I live in Chicago. It was rainy AF yesterday and rainy AF today.
zerinus wrote:I am not biased about the source I draw my information from. I am interested in good information. Where it comes from is irrelevant as far as I am concerned.
Well, now that you know CARM gave you false information on Origen and cherry-picked Epiphanius, hopefully you'll Google more carefully in the future. You should always check and double-check everything the folks at CARM write, whether on Mormonism or anything else.
by the way, here is the commentary on Andronicus and Junia from Origen for anyone who cares:
"It is indeed possible that they were Paul's relatives even according to the flesh and that they believed in Christ before him and were held to be noble among the apostles of Christ. It can also be understood that perhaps they were of the seventy-two, who themselves were also named apostles, and on that account he would call them noble among the apostles, even among those apostles who were before him." (
Commentary on the Epistle to the Romans 10.21.2, as translated into Latin and preserved by Rufinus, translated into English by Thomas Scheck)

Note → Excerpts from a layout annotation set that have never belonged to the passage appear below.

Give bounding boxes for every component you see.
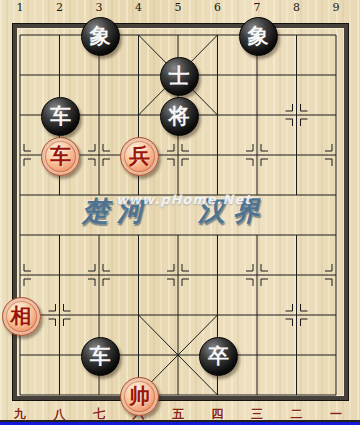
top-coordinate-8: 8 bbox=[293, 1, 300, 14]
piece-character: 兵 bbox=[129, 138, 150, 175]
top-coordinate-3: 3 bbox=[96, 1, 103, 14]
piece-character: 车 bbox=[50, 138, 71, 175]
top-coordinate-6: 6 bbox=[214, 1, 221, 14]
watermark: www.pHome.Net bbox=[116, 192, 251, 207]
top-coordinate-9: 9 bbox=[333, 1, 340, 14]
piece-red-elephant-c1r7[interactable]: 相 bbox=[2, 297, 41, 336]
top-coordinate-4: 4 bbox=[135, 1, 142, 14]
piece-black-elephant-c7r0[interactable]: 象 bbox=[239, 17, 278, 56]
piece-character: 车 bbox=[90, 338, 111, 375]
piece-character: 卒 bbox=[208, 338, 229, 375]
xiangqi-board: 123456789 楚河 汉界 www.pHome.Net 象象士车将车兵相车卒… bbox=[0, 0, 360, 425]
top-coordinate-7: 7 bbox=[254, 1, 261, 14]
piece-black-pawn-c6r8[interactable]: 卒 bbox=[199, 337, 238, 376]
piece-black-elephant-c3r0[interactable]: 象 bbox=[81, 17, 120, 56]
piece-character: 相 bbox=[11, 298, 32, 335]
piece-red-pawn-c4r3[interactable]: 兵 bbox=[120, 137, 159, 176]
piece-black-advisor-c5r1[interactable]: 士 bbox=[160, 57, 199, 96]
piece-character: 象 bbox=[248, 18, 269, 55]
piece-red-general-c4r9[interactable]: 帅 bbox=[120, 377, 159, 416]
piece-black-rook-c2r2[interactable]: 车 bbox=[41, 97, 80, 136]
piece-black-rook-c3r8[interactable]: 车 bbox=[81, 337, 120, 376]
piece-black-general-c5r2[interactable]: 将 bbox=[160, 97, 199, 136]
piece-character: 士 bbox=[169, 58, 190, 95]
piece-character: 帅 bbox=[129, 378, 150, 415]
piece-character: 车 bbox=[50, 98, 71, 135]
piece-character: 将 bbox=[169, 98, 190, 135]
top-coordinate-2: 2 bbox=[56, 1, 63, 14]
piece-red-rook-c2r3[interactable]: 车 bbox=[41, 137, 80, 176]
top-coordinate-1: 1 bbox=[17, 1, 24, 14]
top-coordinate-5: 5 bbox=[175, 1, 182, 14]
piece-character: 象 bbox=[90, 18, 111, 55]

And here is a full list of commentators from the first ~1100 years of Christian history who said Junia was a woman (though some used the variant "Julia," also feminine):
Origen (mentioned earlier) as translated by Rufinus (AD 345 - 410), Ambrose (339 - 397), John Chrysostom (cited earlier), Ambrosiaster (ca. 375), Jerome (c. 345-419), Theodoret of Cyrrhus (cited earlier), Oecumenius (first half of the sixth century), Ps.-Primasius (died c. 567), John Damascene (c. 675-ca. 749), Claudius of Turin (d. 827), Sedulius-Scotus (Florida. 848-858), Rabanus Maurus (c. 776 - 856), Hraban of Fulda (780-856), Haymo of Halberstadt (Florida. 840-853), Hatto of Vercelli (10th century), Lanfranc of Bec (c. 1005 - 1089), Bruno of Carthusian (c. 1030 - 1101), Theophylact (Florida. 1070 - 1081); Peter Abelard (1079 - 1142), Guillelmus Abbas (1085 - 1147/48), Peter Lombard (c. 1095 - 1169), and Herveus Burgidolensis (late 11th century - 1151).
I'm putting together a post for my blog because I'm tired of having these same dumb arguments with people over and over again, I'll post the link when I'm done.